What Living with a Lhasa Apso is Like
Living with the Lhasa Apso is dynamic. They are great for owners that want beautiful dogs, and are willing to take care of their impressive coats.
However, it is important that these dogs are not mistaken for their lazier cousins. Owners should appreciate this dog’s tenacity, and be able to put up with their tough spirit. They can be difficult with strangers or pets. Some may even nip at fingers when they don’t get their way.
Loving a Lhasa is loving all of these unique characteristics. When well bred, these dogs can live longer than many other small breeds, meaning your unique pet will be with you for many years.
Care of the Lhasa Apso
These dogs do require some coat care. Although active, they are not hard to exercise. The biggest hurdle is committing to live with their regal personalities.
This breed was developed in the Himalayas. They are adaptable and hardy, able to withstand the cold surprisingly well for such a small dog. In extremely hot weather, they may overheat, so providing water and shade is crucial. Although active, they need only a small yard, or at least some access to the outdoors to keep them happy.
This is an active breed. Still, most Lhasas end up exercising themselves. If they have access to even a small yard, they will happily frolic and play until they are out of energy. They even love running around in the house, although this may be less desirable for their humans.
These dogs should get at least one brisk walk per day.
Shedding and Grooming
Shedding and grooming in Lhasa Apso varies widely.
Naturally kept Lhasas have long, flowing hair that requires daily brushing to stay soft and shiny. It is important to trim around the eyes, or tie their hair up into a topknot. Otherwise, they may have serious eye irritation. Regular cleaning around the eyes is still advised.
The Lhasa may also be kept in a cute puppy cut. This requires regular clipping, but much less daily care. These dogs are low to moderate shedders.
Ideal Home Environment
This breed is good for the skilled owner. They can be uncertain and nervous with new people, although they often bond strongly with their families. Owners should be committed to positive training and early socialization to manage their suspicious tendencies.
These dogs are absolutely beautiful for those willing to care for their coats. It can be a fun bonding experience to take care of them. The Lhasa is sturdier than some other small breeds and in no way is a frou-frou puffball. They enjoy moderate exercise, though they are not suited to extremely active owners.
This breed is generally quite healthy. They have most trouble with their eyes. Some of this can be prevented by regular care, and by keeping their long coat well away from eyes. However, some eye issues are genetic, and cannot be avoided.

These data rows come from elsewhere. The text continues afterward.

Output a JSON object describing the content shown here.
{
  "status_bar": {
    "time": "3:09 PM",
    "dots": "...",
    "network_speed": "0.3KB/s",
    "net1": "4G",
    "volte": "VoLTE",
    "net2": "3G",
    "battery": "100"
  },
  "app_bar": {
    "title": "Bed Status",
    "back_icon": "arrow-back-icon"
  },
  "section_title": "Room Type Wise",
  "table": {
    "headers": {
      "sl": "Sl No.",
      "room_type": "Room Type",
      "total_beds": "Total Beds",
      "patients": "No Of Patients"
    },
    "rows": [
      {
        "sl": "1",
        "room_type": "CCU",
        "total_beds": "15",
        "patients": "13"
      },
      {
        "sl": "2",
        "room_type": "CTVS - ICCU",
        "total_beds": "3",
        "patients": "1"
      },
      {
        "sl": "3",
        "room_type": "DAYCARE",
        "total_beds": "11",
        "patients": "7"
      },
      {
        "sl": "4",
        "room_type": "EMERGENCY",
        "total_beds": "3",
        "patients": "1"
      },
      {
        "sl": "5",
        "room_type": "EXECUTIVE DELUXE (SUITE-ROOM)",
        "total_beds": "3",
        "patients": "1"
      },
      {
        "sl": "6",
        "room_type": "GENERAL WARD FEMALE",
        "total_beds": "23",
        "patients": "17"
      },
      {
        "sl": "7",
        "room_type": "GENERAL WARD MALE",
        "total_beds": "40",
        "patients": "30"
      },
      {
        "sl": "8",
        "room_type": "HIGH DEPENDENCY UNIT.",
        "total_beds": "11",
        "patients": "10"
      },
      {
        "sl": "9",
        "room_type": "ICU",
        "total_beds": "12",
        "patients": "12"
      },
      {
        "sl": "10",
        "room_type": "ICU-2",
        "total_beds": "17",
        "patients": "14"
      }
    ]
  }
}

Other areas of concern include the kidneys and joints. Some Lhasa have digestive troubles, especially when over fed. It is important to provide a diet high enough in fat to keep their skin healthy. Consult with a veterinarian for specific recommendations.
This breed can easily turn aggressive if not properly socialized. Proud and protective, it is not uncommon for them to be standoffish with strangers. While they may tolerate other family pets, they also may become scrappy at the drop of a hat.
Exposing the Lhasa Apso to new situations and people as a puppy can him them become a better adjusted adult. Be gentle and kind when handling these dogs so that they do not become frightened and nip. They are generally not a good choice for young children who cannot help but roughhouse.